Bagikan:

JAKARTA - Memori hari ini, 15 tahun yang lalu, 24 Mei 2009, pasangan Megawati Soekarnoputri dan Prabowo Subianto mendeklarasikan duet mereka di Tempat Pembuangan Sampah Terpadu (TPST) Bantar Gebang, Bekasi, Jawa Barat. Pemilihan tempat itu sengaja dipilih keduanya sebagai merakyat.

Sebelumnya, Megawati dielukan pembela rakyat kecil. Keyakinan itu didasari oleh kepekaannya yang kerap memihak kepada rakyat kecil. Partai Demokrasi Indonesia Perjuangan (PDIP) pun kecipratan citra sebagai partainya wong cilik.

Perjuangan Soekarno melepas belenggu penjajahan tak terlepas dari keberpihakannya kepada rakyat kecil. Ia rela dipenjara dan diasingkan demi membela rakyat kecil. Semangat itu yang kemudian diadopsi oleh anaknya, Megawati Soekarnoputri.

Megawati kerap berpihak kepada rakyat kecil. PDIP pun dibawanya untuk peduli. Ia tak ingin orang kecil hanya diperalat pemilik modal. Wong cilik harus berdaya. Itulah yang membuat nama Megawati dielu-elukan segenap rakyat Indonesia pada era Orde Baru (Orba).

Megawati Soekarnoputri dan Prabowo Subianto (Antara)

Megawati muncul bak simbol perlawanan rakyat terhadap represifnya Orba. Rakyat kecil mendukung Megawati, begitu pula sebaliknya. Bahkan, berkat dukungan rakyat, Megawati kemudian dapat mencicipi kuasa sebagai Presiden Indonesia.

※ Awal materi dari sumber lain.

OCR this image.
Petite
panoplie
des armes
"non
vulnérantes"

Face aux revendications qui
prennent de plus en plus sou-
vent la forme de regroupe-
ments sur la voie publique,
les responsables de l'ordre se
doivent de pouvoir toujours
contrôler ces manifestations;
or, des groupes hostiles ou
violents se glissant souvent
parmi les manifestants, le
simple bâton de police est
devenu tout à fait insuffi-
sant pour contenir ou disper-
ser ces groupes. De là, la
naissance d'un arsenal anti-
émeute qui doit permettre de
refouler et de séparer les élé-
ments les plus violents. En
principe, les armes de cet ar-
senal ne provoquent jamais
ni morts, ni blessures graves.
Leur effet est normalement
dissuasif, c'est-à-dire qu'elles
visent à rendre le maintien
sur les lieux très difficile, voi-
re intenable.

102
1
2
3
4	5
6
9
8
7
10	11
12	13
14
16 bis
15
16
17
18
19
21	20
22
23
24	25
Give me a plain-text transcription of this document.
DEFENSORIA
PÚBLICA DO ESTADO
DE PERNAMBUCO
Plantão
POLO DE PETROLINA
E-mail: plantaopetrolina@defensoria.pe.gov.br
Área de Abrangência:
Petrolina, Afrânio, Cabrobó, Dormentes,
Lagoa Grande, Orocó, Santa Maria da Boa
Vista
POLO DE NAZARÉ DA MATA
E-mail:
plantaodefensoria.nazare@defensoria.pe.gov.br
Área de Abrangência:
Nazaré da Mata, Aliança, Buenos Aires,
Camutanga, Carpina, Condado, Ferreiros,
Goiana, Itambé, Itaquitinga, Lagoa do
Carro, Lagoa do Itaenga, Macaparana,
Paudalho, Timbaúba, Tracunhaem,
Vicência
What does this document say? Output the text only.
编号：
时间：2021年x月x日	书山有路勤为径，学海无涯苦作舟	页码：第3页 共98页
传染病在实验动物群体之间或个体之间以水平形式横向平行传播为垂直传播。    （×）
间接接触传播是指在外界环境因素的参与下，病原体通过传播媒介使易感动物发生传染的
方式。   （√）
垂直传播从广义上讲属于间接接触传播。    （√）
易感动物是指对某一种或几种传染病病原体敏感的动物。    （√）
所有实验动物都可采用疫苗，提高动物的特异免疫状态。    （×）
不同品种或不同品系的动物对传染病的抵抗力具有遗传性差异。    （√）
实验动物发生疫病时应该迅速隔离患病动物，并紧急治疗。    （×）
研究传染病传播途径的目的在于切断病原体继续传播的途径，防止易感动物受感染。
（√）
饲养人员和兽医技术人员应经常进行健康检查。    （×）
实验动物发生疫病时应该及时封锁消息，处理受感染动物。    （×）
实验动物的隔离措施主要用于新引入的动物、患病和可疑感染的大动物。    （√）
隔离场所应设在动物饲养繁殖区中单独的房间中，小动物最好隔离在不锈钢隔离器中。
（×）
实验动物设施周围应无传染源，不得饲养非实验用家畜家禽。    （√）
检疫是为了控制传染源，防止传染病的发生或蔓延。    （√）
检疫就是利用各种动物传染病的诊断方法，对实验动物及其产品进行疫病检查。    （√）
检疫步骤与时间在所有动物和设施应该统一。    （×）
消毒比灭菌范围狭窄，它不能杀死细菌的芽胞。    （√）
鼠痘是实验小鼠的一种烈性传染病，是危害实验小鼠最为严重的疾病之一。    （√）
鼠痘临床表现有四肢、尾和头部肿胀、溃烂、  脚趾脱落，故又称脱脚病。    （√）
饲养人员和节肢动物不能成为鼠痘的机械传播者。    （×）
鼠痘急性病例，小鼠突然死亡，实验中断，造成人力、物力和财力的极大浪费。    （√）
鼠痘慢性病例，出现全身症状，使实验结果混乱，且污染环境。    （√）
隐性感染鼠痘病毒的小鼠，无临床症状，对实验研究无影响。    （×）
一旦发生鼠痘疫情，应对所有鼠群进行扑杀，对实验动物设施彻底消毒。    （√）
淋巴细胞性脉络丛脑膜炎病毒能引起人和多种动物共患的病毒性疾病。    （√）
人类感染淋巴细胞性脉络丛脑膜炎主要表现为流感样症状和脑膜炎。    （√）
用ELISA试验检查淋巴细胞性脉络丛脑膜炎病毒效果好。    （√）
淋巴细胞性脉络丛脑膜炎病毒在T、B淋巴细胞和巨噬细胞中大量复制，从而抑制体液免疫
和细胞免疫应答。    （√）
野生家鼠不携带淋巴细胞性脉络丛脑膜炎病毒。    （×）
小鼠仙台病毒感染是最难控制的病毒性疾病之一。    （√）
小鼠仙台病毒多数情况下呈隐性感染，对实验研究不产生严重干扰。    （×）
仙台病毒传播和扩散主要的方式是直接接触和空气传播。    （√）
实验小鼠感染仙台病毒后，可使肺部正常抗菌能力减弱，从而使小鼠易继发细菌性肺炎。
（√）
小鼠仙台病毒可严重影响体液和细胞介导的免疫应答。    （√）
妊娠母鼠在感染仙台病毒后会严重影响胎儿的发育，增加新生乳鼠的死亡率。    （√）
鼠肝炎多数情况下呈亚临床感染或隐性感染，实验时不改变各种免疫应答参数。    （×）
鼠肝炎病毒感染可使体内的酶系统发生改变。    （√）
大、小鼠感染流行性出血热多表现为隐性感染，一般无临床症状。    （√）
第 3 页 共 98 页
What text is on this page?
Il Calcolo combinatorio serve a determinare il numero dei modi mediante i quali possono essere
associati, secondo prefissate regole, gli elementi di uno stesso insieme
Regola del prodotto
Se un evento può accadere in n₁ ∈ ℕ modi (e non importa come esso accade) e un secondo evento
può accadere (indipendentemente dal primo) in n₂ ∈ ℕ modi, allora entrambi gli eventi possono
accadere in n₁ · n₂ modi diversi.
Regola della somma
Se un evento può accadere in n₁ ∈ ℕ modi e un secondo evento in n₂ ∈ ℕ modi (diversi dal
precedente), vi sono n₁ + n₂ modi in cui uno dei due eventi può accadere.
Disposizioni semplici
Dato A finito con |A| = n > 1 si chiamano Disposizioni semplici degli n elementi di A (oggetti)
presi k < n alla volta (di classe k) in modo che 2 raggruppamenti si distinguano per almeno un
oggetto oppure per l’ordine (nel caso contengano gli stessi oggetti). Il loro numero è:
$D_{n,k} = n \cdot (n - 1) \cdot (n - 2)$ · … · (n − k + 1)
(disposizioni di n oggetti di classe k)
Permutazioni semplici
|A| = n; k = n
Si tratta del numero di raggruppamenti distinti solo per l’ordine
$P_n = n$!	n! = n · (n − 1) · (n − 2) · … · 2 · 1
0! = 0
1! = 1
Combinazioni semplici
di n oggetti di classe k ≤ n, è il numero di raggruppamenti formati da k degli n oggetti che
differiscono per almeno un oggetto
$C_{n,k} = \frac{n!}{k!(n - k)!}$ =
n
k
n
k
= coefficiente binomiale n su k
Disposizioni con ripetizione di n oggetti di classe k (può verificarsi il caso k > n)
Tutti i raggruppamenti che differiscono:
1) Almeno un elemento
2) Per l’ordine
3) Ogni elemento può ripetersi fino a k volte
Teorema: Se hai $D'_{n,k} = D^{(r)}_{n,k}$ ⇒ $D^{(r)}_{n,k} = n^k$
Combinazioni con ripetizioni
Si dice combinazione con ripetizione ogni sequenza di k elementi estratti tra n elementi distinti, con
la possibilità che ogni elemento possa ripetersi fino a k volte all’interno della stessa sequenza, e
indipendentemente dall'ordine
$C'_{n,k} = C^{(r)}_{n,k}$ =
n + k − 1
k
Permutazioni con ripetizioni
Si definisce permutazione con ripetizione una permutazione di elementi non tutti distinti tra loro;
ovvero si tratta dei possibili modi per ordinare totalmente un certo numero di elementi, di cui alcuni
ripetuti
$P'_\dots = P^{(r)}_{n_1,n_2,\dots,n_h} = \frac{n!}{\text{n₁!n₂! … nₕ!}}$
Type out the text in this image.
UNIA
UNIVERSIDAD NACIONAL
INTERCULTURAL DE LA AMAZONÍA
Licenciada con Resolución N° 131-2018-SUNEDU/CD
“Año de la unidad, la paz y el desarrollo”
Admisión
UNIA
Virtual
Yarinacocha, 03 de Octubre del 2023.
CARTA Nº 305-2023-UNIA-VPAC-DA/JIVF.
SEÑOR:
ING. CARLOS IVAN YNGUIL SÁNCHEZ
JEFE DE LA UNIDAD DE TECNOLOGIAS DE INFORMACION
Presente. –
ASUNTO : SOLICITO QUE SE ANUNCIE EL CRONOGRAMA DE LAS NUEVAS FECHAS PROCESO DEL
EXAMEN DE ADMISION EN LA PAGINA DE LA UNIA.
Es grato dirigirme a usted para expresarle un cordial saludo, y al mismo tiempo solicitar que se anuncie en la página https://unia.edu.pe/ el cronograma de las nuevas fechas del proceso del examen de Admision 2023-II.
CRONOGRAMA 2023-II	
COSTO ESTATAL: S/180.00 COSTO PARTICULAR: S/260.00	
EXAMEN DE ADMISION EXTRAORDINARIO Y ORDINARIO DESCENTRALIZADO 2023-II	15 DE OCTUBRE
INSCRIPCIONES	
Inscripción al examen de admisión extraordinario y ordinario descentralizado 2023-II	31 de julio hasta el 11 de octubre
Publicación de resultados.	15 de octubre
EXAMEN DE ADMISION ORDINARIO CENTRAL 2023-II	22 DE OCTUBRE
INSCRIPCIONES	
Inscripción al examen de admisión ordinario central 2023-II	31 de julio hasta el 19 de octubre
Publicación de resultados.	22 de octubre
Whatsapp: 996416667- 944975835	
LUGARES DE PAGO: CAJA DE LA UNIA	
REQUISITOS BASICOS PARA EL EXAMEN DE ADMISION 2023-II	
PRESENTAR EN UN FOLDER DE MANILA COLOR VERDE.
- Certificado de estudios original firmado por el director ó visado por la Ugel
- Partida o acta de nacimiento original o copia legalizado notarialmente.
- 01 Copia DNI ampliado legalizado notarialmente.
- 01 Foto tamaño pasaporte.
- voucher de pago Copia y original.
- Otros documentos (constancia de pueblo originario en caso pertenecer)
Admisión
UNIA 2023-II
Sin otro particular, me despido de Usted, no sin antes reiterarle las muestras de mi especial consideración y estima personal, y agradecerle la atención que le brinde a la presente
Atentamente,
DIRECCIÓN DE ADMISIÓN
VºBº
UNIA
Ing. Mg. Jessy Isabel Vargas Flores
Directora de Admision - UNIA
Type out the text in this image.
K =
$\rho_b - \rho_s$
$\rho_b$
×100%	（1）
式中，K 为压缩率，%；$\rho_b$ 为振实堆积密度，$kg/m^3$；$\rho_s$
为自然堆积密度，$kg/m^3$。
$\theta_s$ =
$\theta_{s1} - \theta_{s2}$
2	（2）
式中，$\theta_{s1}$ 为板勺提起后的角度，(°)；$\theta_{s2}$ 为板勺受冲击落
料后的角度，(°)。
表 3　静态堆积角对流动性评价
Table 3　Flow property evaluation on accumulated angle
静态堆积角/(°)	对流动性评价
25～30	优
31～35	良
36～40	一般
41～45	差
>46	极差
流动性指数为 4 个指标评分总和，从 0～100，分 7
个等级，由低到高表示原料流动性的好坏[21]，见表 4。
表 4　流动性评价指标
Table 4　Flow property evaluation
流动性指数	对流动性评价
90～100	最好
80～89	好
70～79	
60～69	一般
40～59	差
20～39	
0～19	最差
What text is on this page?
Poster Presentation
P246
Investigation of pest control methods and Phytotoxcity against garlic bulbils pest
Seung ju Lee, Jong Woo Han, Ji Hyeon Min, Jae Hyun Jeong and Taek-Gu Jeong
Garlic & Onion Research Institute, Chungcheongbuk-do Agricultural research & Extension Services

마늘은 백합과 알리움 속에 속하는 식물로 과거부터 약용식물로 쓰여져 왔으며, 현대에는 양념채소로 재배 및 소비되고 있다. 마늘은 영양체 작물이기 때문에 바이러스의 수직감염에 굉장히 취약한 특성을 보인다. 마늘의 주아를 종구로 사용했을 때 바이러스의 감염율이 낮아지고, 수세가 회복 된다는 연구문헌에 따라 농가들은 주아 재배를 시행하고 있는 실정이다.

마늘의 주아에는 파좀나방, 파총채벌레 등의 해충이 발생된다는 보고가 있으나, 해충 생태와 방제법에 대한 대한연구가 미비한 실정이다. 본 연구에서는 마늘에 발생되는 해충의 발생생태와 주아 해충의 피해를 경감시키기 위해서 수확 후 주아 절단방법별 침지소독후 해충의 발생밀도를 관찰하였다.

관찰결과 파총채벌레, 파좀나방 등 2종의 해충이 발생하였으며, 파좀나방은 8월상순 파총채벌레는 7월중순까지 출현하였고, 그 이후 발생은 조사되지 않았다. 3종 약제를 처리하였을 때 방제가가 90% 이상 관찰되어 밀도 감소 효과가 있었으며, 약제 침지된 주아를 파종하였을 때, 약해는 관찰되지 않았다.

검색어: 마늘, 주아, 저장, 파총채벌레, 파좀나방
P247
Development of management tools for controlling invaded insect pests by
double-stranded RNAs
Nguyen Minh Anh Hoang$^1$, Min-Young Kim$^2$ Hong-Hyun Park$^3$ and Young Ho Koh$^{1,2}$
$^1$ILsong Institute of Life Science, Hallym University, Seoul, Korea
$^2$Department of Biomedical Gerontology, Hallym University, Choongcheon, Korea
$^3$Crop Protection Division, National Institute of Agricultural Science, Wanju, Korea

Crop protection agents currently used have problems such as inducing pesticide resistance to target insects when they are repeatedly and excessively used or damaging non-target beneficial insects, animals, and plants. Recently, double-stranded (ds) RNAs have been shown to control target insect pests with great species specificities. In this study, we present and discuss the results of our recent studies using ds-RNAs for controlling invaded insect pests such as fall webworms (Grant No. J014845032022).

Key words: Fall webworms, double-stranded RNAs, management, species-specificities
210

Alhasil, PDIP kecipratan berkah. Partai yang sempat digembosi oleh Orba itu dikenang sebagai partainya rakyat kecil. Semuanya terbukti dari kebanyakan calon-calon pejabat yang diorbit PDIP berasal dari kalangan rakyat kecil. Bukan cuma didominasi oleh keluarga kaum bermodal atau titipan asing.

“Ahli Politik, Cornelis Lay menerjemahkan ideologi marhaenisme milik Bung Karno bagi PDIP. Ketika partai dan pejabat pada umumnya menempatkan diri sebagai sinterklas yang siap menebarkan material dan proyek untuk membantu wong cilik, dan masih memberlakukan politik dinasti dan hegemoni elite, PDI-P justru memunculkan aksi politik di mana orang kecil pun diusulkan jadi pengelola negara/ jadi caleg/cabup/cawabup /cawal/cawawal/dll.”

“Akhirnya orang-orang kecil bisa jadi pejabat publik lewat PDIP, misalnya Jokowi. Ada pedagang bisa jadi DPR, ada tukang parkir bisa jadi kepala daerah, dll. Itu tradisi baru yang dimulai PDIP. Tradisi itu pun ditiru semua parpol. Akhirnya wajah (dinasti) yang mengandalkan nama orang tua dan keturunannya jadi tumbang di TPS. Nama-nama baru dari orang kecil justru bermunculan jadi pejabat publik,” ungkap Anthony Tonggo dalam buku Tokoh-Tokoh Inspiratif Dari NTT (2021).

Citra Megawati sebagai pembela wong cilik tak lantas luntur ketika ia tak lagi menjabat sebagai orang nomor satu Indonesia. Keberpihakannya kepada rakyat kecil pun tetap sama. Megawati pun menunjukkan hal itu kala dirinya berambisi kembali mencalonkan diri sebagai Presiden Indonesia pada Pilpres 2009.

Prabowo Subianto saat bertamu ke kediaman Megawati Soekarnoputri di Jl. Teuku Umar, Jakarta Pusat pada Rabu 24 Juli 2019. (Antara/Puspa Perwitasari)

Ambisi itu diperlihatkannya dengan menggandeng Prabowo Subianto sebagai pasangannya. Keduanya kemudian memilih TPST Bantar Gebang sebagai pusat acara deklarasi pada 24 Mei 2009. Pemilihan Bantar Gebang tampaknya disengaja sebagai bentuk simbol Megawati tak pernah melupakan rakyat kecil.

“Minggu, 24 Mei 2008 Megawati dan Prabowo mendeklarasikan duet calon presiden dan calon wakil presiden dalam suatu upacara cukup meriah di tempat pembuangan sampah terpadu Bantar Gebang, Kota Bekasi. Sebuah simbol ‘kere’ suatu simbol bahwa kedua pemimpin ini siap berjuang untuk menaikkan harkat dan martabat orang-orang miskin yang selama ini tertindas oleh kekuatan asing dan konglomerat,” terang Tjipta Lesmana dalam buku Bola Politik dan Politik Bola (2013).